If you need a version and don't care about following the spec just use a timestamp or datetime, replace it where required with a sed command and move on but please don't claim to use semver if it's just an arbitrary number for you
I just want to say that it's likely not the amount of plugins it's the weight each have, likely you have a few heavy ones causing your boot to be slow. I use ~20 plugins and startup time is still under a second when opening a 35000 line file, try using --startuptime
HTML5 media is quite a can of worms, I remember reading the return types of HTMLMediaElement.canPlayType() [1] which is ['probably', 'maybe', ''] for the first time thinking it's a joke.

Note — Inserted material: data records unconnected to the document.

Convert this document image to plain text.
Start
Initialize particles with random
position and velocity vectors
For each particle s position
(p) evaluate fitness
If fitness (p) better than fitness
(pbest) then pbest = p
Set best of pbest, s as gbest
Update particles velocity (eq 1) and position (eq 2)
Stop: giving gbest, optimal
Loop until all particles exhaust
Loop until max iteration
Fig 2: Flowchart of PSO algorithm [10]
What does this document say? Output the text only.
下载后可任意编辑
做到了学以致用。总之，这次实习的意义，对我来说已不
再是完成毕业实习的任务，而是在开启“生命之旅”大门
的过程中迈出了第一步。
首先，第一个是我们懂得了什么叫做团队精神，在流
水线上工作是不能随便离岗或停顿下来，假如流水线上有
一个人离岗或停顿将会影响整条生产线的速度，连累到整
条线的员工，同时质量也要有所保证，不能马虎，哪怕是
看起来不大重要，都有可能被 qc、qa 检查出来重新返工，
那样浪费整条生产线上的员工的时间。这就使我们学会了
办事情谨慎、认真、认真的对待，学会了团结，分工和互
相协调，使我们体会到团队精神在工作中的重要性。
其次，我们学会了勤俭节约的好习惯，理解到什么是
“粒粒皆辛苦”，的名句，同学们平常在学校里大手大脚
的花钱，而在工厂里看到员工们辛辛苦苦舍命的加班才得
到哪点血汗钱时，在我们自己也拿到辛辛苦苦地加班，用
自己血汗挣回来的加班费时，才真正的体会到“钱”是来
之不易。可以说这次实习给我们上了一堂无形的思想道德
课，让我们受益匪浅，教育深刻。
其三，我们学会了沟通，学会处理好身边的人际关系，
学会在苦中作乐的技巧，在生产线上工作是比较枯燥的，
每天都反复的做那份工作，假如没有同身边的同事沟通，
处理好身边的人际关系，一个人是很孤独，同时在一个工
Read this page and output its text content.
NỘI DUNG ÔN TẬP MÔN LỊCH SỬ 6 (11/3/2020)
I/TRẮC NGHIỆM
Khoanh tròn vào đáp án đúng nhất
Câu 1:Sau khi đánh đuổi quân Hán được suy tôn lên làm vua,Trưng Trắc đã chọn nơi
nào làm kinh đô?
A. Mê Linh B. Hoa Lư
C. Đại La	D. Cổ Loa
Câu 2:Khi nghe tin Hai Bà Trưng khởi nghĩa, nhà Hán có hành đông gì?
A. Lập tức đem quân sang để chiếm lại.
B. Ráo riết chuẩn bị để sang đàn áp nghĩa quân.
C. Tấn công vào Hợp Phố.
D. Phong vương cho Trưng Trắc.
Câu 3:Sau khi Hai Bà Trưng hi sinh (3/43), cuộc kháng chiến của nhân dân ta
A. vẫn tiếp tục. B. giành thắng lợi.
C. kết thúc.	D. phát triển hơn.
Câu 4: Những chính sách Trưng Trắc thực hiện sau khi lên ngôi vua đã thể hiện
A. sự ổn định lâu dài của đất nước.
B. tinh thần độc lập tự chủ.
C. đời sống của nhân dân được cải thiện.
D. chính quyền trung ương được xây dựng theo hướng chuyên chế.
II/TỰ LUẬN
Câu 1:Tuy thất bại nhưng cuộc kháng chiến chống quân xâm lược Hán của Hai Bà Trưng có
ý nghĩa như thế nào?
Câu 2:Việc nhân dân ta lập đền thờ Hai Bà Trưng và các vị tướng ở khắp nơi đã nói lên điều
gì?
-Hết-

What advice I give in terms of computer security I see more like being sanitary similar to washing your hands, it will not make you free of germs but it will greatly reduce the chance of getting an serious infection. The thing you should realize is that your data will never be perfectly secure. You could take your data offline and store it on an encrypted hard-drive in a waterproof safe on the bottom of the ocean and there could still be ways to access it. You need to find a middle ground where you feel safe enough not to worry about serious infections but aren't afraid of germs to the level it affects your every day life.
Most browsers store their passwords in plain-text, this means there's applications that can fetch all your stored passwords from all browsers and send them to an undisclosed location in seconds given user level privileges on the machine.
By upgrading to lastpass you have reduced that attack surface by using a secure passphrase and encrypted data-store but you have increased your attack surface to anything accessing lastpass servers and application bugs.
With all these attack vectors one might think that it's better to just not save passwords and just remember them, while this is true in theory in practice it's impossible to remember a sufficiently unique password for each website you are registered to which leads to password reuse which is another much greater attack vector where your leaked passwords from one site can be reused on other sites.
In general I would advice you to use a password manager that generates and encrypts passwords (Lastpass is one of them), use a secure passphrase and don't reuse passwords. Password reuse will likely make you less secure than writing your passwords on a post-it by your computer (don't do that either)
I would also consider looking into using proper 2-factor authentication for sensitive login (document storage, email, password manager) but I don't want to bore people with the details there so I'll defer you to do some independent research
"Despite reporting the problem to the author on Friday, and following up the report via Twitter this has not yet been fixed, but after four days I assume I'm not alone in spotting this."
Giving someone a weekend to fix something doesn't exactly sound like responsible disclosure.
I understand if you get excited because you found a flaw but if you find something like this please be more responsible with publishing your findings.
I'm struggling to see which VCS you deem superior, I'm assuming you are not referring to SVN, Mercurial maybe?
The learning curve to git is not great but as far as I know nobody has publicly released an option that's improved enough over git to motivate the cost of switching technology. If it's not working for you the only advice I can give is either learn it until it is actually working for you rather than being in the way or try to find a better workflow.